O TRF-2 (Tribunal Regional Federal da 2ª Região) revogou nesta quinta-feira (9) a última ordem de prisão domiciliar em vigor contra o ex-governador Sérgio Cabral. Ele está autorizado a sair de casa, mas permanece usando tornozeleira eletrônica.

A Primeira Seção Especializada do tribunal decidiu por maioria (4 a 3) que o entendimento adotado pelo STF (Supremo Tribunal Federal) ao revogar sua prisão preventiva em dezembro se encaixa às demais medidas cautelares impostas a Cabral em outros processos.

Cabral poderá sair do prédio em que vive, em Copacabana (zona sul do Rio de Janeiro), mas terá de continuar usando tornozeleira eletrônica. Ele também está impedido de sair do país e deve comparecer mensalmente à Justiça Federal.

Por determinação da Justiça Federal de Curitiba, o ex-governador também está impedido de sair de casa durante a noite e aos fins de semana ou feriados, bem como de realizar festas em casa.

Os magistrados já haviam revogado na semana passada, por interpretação semelhante, a prisão domiciliar estabelecida na Operação Eficiência, que investigou a propina de Cabral depositada em contas no exterior. Nesta quinta, eles tomaram a mesma decisão em relação à Operação Calicute, a primeira investigação que levou à prisão do ex-governador em novembro de 2016.

A juíza federal Simone Schreiber afirmou que o STF “deixou bem claro nos votos que a prisão preventiva era excessiva dado o tempo decorrido”. O juiz Willian Douglas argumentou que as decisões no Judiciário “não podem ser díspares”.

O juiz Marcelo Granado, relator do processo, defendeu o indeferimento do pedido da defesa de Cabral. Ele afirmou que a prisão domiciliar recém-adotada foi um afrouxamento suficiente e que sua revogação pode provocar um sentimento de indignação.

O juiz Flávio Lucas também votou pela manutenção da prisão domiciliar sob argumento semelhante.
“Poucos casos poderiam se destacar com tanta clarividência como este na manutenção da ordem pública. O sentimento que passa é que nada aconteceu.
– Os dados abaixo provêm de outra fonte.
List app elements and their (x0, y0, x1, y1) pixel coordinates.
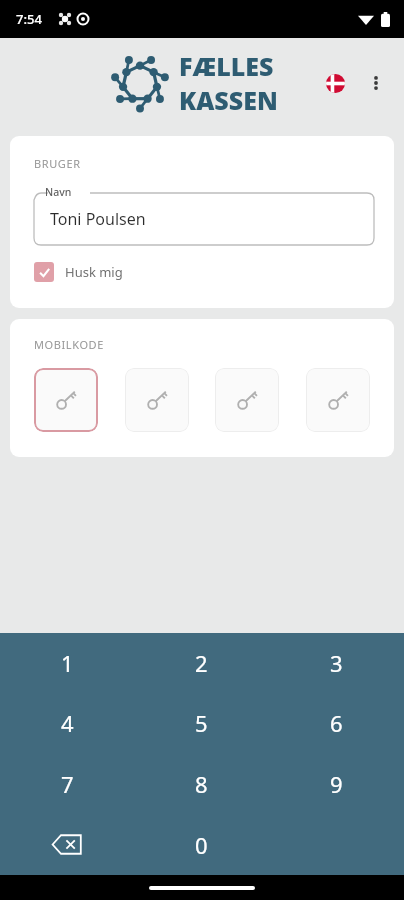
button[interactable]: Husk mig (34, 262, 123, 282)
staticText: 3 (330, 648, 343, 678)
button[interactable]: 2 (134, 633, 269, 693)
staticText: 4 (61, 708, 74, 738)
button[interactable]: 8 (134, 753, 269, 814)
button[interactable]: 9 (269, 753, 404, 814)
button[interactable]: 1 (0, 633, 134, 693)
staticText: MOBILKODE (34, 337, 104, 352)
staticText: 6 (330, 708, 343, 738)
staticText: Navn (45, 185, 72, 199)
button[interactable]: Code digit (306, 368, 370, 432)
staticText: 9 (330, 769, 343, 799)
staticText: 5 (195, 708, 208, 738)
staticText: FÆLLES (179, 49, 274, 83)
button[interactable]: 7 (0, 753, 134, 814)
button[interactable]: 0 (134, 814, 269, 875)
button[interactable]: Code digit (125, 368, 189, 432)
button[interactable]: 4 (0, 693, 134, 753)
button[interactable]: Code digit (34, 368, 98, 432)
staticText: 7 (61, 769, 74, 799)
button[interactable]: Language: Danish (318, 66, 352, 100)
staticText: BRUGER (34, 156, 81, 171)
staticText: 2 (195, 648, 208, 678)
staticText: Husk mig (65, 263, 123, 281)
staticText: KASSEN (179, 83, 278, 117)
staticText: 1 (61, 648, 74, 678)
button[interactable]: Backspace (0, 814, 134, 875)
button[interactable]: 6 (269, 693, 404, 753)
staticText: 0 (195, 830, 208, 860)
staticText: 8 (195, 769, 208, 799)
button[interactable]: More options (356, 63, 396, 103)
staticText: Toni Poulsen (50, 208, 146, 230)
staticText: 7:54 (16, 10, 42, 28)
button[interactable]: Code digit (215, 368, 279, 432)
button[interactable]: 3 (269, 633, 404, 693)
button[interactable]: 5 (134, 693, 269, 753)
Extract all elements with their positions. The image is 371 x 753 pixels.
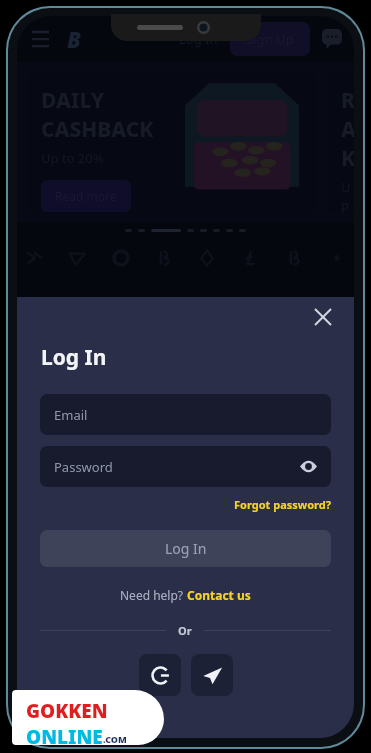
staticText: Email	[54, 406, 88, 424]
staticText: B	[67, 24, 81, 54]
button[interactable]: Contact us	[187, 587, 251, 603]
button[interactable]: Sign in with Telegram	[191, 654, 233, 696]
staticText: Contact us	[187, 587, 251, 603]
button[interactable]: Log In	[173, 24, 224, 54]
staticText: Need help?	[120, 587, 187, 603]
button[interactable]: Password	[40, 446, 331, 487]
staticText: Forgot password?	[234, 497, 331, 512]
button[interactable]: Close	[308, 302, 338, 332]
staticText: Sign Up	[246, 30, 294, 48]
button[interactable]: Menu	[27, 26, 53, 52]
other: Show password	[300, 458, 317, 475]
staticText: ONLINE	[26, 724, 103, 745]
staticText: Log In	[165, 539, 207, 558]
staticText: Password	[54, 458, 113, 476]
button[interactable]: Email	[40, 394, 331, 435]
staticText: Up to 1	[341, 178, 354, 214]
staticText: CASHBACK	[41, 115, 154, 144]
staticText: Up to 20%	[41, 149, 104, 167]
staticText: Log In	[179, 30, 218, 48]
button[interactable]: Sign Up	[230, 22, 310, 56]
button[interactable]: Chat	[320, 27, 344, 51]
button[interactable]: Sign in with Google	[139, 654, 181, 696]
staticText: GOKKEN	[26, 698, 108, 724]
button[interactable]: Log In	[40, 530, 331, 567]
staticText: Read more	[55, 188, 117, 204]
staticText: RAK	[341, 86, 354, 173]
staticText: .COM	[103, 733, 127, 745]
staticText: DAILY	[41, 86, 105, 115]
button[interactable]: Forgot password?	[234, 497, 331, 512]
staticText: Log In	[41, 343, 107, 372]
staticText: Or	[178, 623, 192, 638]
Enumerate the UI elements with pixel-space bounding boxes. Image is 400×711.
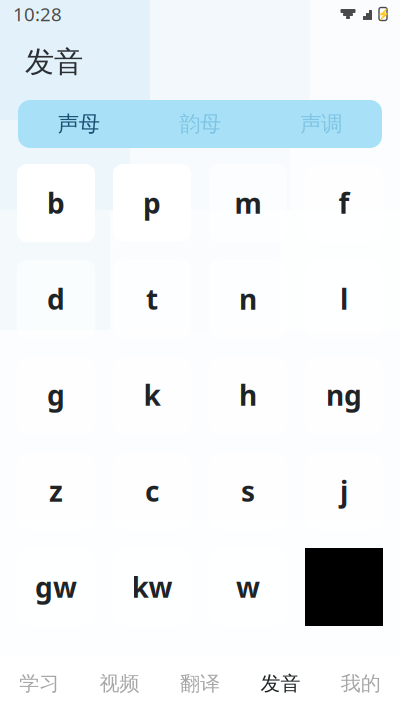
staticText: g [47,376,65,414]
button[interactable]: l [305,260,383,338]
staticText: 视频 [100,671,140,696]
staticText: l [340,280,348,318]
staticText: 声母 [58,111,100,137]
button[interactable]: w [209,548,287,626]
staticText: b [47,184,65,222]
button[interactable]: c [113,452,191,530]
button[interactable]: ng [305,356,383,434]
button[interactable]: 声母 [18,100,139,148]
button[interactable]: b [17,164,95,242]
staticText: f [338,184,350,222]
staticText: z [49,472,63,510]
staticText: d [47,280,65,318]
staticText: c [145,472,159,510]
staticText: 发音 [25,44,83,80]
staticText: ⚡ [376,8,390,20]
button[interactable]: kw [113,548,191,626]
staticText: kw [132,568,172,606]
button[interactable]: 学习 [0,656,79,711]
button[interactable]: d [17,260,95,338]
staticText: s [241,472,255,510]
button[interactable]: 韵母 [139,100,261,148]
button[interactable]: gw [17,548,95,626]
button[interactable]: t [113,260,191,338]
button[interactable]: h [209,356,287,434]
staticText: 声调 [300,111,342,137]
staticText: m [234,184,262,222]
button[interactable]: k [113,356,191,434]
staticText: 10:28 [13,2,62,26]
staticText: j [340,472,348,510]
button[interactable]: p [113,164,191,242]
button[interactable]: s [209,452,287,530]
button[interactable]: j [305,452,383,530]
button[interactable]: 声调 [261,100,382,148]
button[interactable]: 翻译 [160,656,240,711]
button[interactable]: f [305,164,383,242]
staticText: h [239,376,257,414]
staticText: k [144,376,160,414]
button[interactable]: m [209,164,287,242]
staticText: w [236,568,260,606]
button[interactable]: 我的 [321,656,400,711]
button[interactable]: 发音 [240,656,321,711]
button[interactable]: z [17,452,95,530]
staticText: ng [326,376,362,414]
staticText: gw [35,568,77,606]
button[interactable]: 视频 [79,656,160,711]
staticText: 我的 [341,671,381,696]
staticText: 翻译 [180,671,220,696]
staticText: 学习 [19,671,59,696]
staticText: t [146,280,158,318]
staticText: 发音 [260,671,300,696]
button[interactable]: g [17,356,95,434]
staticText: 韵母 [179,111,221,137]
button[interactable]: n [209,260,287,338]
staticText: n [239,280,257,318]
staticText: p [143,184,161,222]
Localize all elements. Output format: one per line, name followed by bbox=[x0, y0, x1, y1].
Se uma soltura acontece e, daqui a três anos, se julga isso e, por ele estar solto, não pode voltar a prisão, fica um vazio. Uma resposta estatal sem qualquer significado.”
Schreiber afirmou que o clamor popular não deve pautar as decisões na Justiça. “A população deve ter compreensão sobre como funciona a Justiça num Estado democrático de Direito. Não acho que o clamor público deva ser um fator determinante na análise. Voto pelo deferimento, pronta para eventuais críticas da opinião pública.”

Granado, após a votação, respondeu ao comentário da colega com leve ironia. “O brasileiro já sabe como funciona a Justiça brasileira. Ele talvez esteja reaprendendo. Ele imaginou que tivesse mudado por um tempo, mas está reaprendendo.”

O juiz Ivan Athié, que votou pela revogação da medida cautelar, afirmou que, na prática, Cabral se manterá numa prisão domiciliar.

“Ele vai continuar em prisão domiciliar porque passará sob escrutínio. Temos visto manifestações que impedem homens públicos de andar pela rua, até no exterior.

O Cabral desagradou grande parte da população e sabe Deus o que poderá ocorrer. Mas está longe de desestabilizar a ordem pública”, disse Athié.

Em nota, os advogados Patrícia Proetti, Thayná Duarte, Daniel Bialski e Bruno Borragine, que representam o ex-governador, comemoraram a decisão. “A defesa celebra o reconhecimento pela Justiça da ausência de motivos e do extenso e absurdo lapso temporal da prisão do ex-governador.”

O ex-governador do Rio de Janeiro pelo MDB ficou seis anos preso sob acusação de comandar um esquema de propina durante seu mandato (2007-2014). Ele foi solto em dezembro após decisão do STF, tendo sido o último preso em regime fechado da Operação Lava Jato.

Nos seis anos de prisão, o ex-governador chegou a acumular cinco mandados de prisão, 37 ações penais (sendo duas sem relação com a Lava Jato) e 24 condenações a penas que, somadas, ultrapassaram 400 anos de prisão.

Cabral é acusado de cobrar 5% de propina nos grandes contratos de seu mandato pelo MDB (2007-2014). As investigações descobriram contas com cerca de R$ 300 milhões no exterior em nome de laranjas, além de joias e pedras preciosas usadas, segundo o Ministério Público Federal, para lavagem de dinheiro.

Inicialmente, o político negava as acusações, mas dois anos depois da prisão decidiu confessar seus crimes. Em 2019, ele conseguiu fechar um acordo de delação premiada com a Polícia Federal, anulado pelo STF em maio de 2021. Nos últimos depoimentos à Justiça e em inquéritos, ficou em silêncio.